Читаем Третий пир полностью

Лиза появилась в дверях столовой в длинном халате в лазоревый цветочек, в сборках, оборках, с пояском на тончайшей талии, такая прелестная, юная, раскрасневшаяся, что жаль ее стало (все пройдет, прелесть пройдет), но сейчас она была счастлива, несомненно.

— Здравствуй, Митя.

— Здравствуй, — ответил устало, такая усталость навалилась вдруг, кажется, пальцем не шевельнуть, однако встал. Прошли в столовую, чинно сели, Иван Александрович в диванный уголок, они за стол — на голубой скатерти в глиняном кувшине пылают полураспустившиеся пунцовые розы из райских оранжерей.

— Митя, что случилось? С Поль?

— Ты ее вчера видела?

— Она заходила в пятом часу. Поговорила по телефону с подругой и ушла. А что, она в Милое не вернулась?

Он не отвечал, любовники переглянулись молниеносно и вновь уставились на него. Они его жалеют, дошло до Мити, они смеют его жалеть.

— Голубчик, — сказал Иван Александрович, — ты б приготовила нам кофейку, а?

Ага, отсылает, боится, что проболтается, ничего, допросим позже. Полшестого. Через полчаса уже удобно позвонить Дуняше.

— Пожалуйста, Дмитрий Павлович, — закурили «Мальборо». — Возьмите пачку, у меня есть еще. Вообще-то я предпочитаю трубку — но дома, изредка, с нею возни много. Опиум я пробовал, в Китае, но не увлекся.

Да уж, тертый калач, молод-то молод, а глаза выдают.

— Потому что действительность фантасмагоричнее любых наркотических грез, вы не находите?.. Да что я спрашиваю — я ведь отлично помню вашу «Игру в садовника».

Филолог сворачивал на изящную словесность, но Митя не поддался, грубо прервав:

— Когда она вам надоест, по вашим расчетам?

— Ну, какие расчеты, Дмитрий Павлович. Всегда надеешься.

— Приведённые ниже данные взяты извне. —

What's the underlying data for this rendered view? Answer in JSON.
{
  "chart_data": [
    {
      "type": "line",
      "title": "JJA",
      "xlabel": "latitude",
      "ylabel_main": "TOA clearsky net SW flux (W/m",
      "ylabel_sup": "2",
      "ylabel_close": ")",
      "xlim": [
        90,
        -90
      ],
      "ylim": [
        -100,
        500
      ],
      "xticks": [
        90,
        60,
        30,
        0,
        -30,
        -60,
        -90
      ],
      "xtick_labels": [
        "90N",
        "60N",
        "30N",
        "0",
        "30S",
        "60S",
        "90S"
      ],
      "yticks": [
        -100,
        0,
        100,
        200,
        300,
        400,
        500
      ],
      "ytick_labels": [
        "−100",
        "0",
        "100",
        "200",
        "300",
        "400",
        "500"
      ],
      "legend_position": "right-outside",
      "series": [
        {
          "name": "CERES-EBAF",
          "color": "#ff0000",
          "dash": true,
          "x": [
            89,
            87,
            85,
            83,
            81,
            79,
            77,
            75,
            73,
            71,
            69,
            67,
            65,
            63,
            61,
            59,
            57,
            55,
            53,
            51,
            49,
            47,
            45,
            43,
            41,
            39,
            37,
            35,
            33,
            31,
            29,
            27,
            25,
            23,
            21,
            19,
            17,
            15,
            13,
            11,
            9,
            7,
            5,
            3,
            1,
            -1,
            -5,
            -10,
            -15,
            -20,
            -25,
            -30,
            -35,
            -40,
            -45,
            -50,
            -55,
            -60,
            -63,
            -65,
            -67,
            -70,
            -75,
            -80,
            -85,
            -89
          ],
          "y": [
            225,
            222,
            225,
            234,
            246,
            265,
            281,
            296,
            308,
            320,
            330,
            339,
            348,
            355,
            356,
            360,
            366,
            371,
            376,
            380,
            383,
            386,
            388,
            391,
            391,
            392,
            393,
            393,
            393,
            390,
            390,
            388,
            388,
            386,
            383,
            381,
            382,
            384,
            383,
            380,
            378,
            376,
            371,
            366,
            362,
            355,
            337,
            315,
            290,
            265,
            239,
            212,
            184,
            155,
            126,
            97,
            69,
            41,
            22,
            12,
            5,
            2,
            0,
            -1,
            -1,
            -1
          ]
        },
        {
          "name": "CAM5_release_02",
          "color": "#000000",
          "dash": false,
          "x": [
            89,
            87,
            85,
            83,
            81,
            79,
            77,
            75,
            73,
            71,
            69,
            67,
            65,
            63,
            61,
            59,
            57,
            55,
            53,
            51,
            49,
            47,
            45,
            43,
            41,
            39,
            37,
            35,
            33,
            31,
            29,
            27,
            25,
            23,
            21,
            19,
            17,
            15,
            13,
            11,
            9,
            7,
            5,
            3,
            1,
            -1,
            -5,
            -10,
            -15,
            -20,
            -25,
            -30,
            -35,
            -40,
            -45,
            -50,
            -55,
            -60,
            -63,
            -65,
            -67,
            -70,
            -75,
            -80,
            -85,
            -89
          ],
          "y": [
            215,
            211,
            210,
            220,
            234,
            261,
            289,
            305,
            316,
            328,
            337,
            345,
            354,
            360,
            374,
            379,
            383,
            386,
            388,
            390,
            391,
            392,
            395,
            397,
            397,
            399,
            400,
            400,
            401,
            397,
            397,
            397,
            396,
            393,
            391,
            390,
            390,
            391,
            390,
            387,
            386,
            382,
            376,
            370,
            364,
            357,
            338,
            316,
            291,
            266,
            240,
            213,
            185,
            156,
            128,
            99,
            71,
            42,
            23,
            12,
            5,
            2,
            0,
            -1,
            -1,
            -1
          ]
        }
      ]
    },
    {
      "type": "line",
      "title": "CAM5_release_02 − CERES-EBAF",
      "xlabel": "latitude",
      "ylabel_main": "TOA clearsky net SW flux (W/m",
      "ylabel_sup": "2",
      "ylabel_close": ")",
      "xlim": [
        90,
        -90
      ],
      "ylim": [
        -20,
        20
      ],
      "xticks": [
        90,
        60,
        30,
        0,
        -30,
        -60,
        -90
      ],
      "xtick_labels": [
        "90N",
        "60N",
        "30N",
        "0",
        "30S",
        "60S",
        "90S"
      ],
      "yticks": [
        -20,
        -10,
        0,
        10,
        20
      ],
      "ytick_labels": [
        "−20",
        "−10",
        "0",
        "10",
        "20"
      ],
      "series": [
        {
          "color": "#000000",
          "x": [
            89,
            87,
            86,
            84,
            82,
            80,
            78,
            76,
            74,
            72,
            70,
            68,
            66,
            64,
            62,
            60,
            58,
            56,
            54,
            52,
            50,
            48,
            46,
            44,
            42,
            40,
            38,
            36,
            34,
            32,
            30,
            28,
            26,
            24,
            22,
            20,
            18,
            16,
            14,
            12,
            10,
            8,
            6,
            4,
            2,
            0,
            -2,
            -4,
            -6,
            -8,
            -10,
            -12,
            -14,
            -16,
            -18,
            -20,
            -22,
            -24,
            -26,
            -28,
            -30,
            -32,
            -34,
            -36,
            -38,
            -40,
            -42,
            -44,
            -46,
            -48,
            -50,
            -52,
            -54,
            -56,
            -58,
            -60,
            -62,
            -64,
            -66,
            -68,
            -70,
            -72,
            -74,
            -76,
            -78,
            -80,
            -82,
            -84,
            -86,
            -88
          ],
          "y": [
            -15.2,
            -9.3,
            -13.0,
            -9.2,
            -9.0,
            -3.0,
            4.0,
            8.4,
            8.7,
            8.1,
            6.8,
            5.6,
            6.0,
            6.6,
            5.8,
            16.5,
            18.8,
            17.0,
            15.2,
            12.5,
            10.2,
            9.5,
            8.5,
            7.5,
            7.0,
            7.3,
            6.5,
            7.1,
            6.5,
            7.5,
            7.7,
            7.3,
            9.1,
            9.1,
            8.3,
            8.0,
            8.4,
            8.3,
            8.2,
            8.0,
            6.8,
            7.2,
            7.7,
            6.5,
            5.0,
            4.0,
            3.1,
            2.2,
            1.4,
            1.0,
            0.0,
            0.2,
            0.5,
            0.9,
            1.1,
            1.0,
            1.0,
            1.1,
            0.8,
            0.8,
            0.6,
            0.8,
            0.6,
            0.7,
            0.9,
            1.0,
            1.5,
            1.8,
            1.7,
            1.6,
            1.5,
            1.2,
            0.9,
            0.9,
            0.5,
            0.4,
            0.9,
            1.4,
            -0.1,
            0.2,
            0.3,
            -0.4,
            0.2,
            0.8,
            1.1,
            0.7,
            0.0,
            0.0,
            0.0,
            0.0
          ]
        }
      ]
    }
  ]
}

Вошла Лиза с медным кофейником и двумя чашечками прозрачного фарфора в бледно-сиреневых бабочках, которые, почудилось, вот-вот вспорхнут и улетят в богатое «проклятое прошлое» тысяча девятьсот тринадцатого года.

— Благодарствую. Глядите-ка, научилась варить кофе.

— Чему еще вы ее научили?

— Видишь ли, девочка, возник сугубо мужской разговор. Сокровенный. Пойди займись… ну, прими душ, пожалуй, а? — слова его и тон были небрежно-насмешливы, но взгляд, обращенный на нее, ласкал и любовался; и она только это воспринимала и молча отвечала тем же; выскользнула из комнаты.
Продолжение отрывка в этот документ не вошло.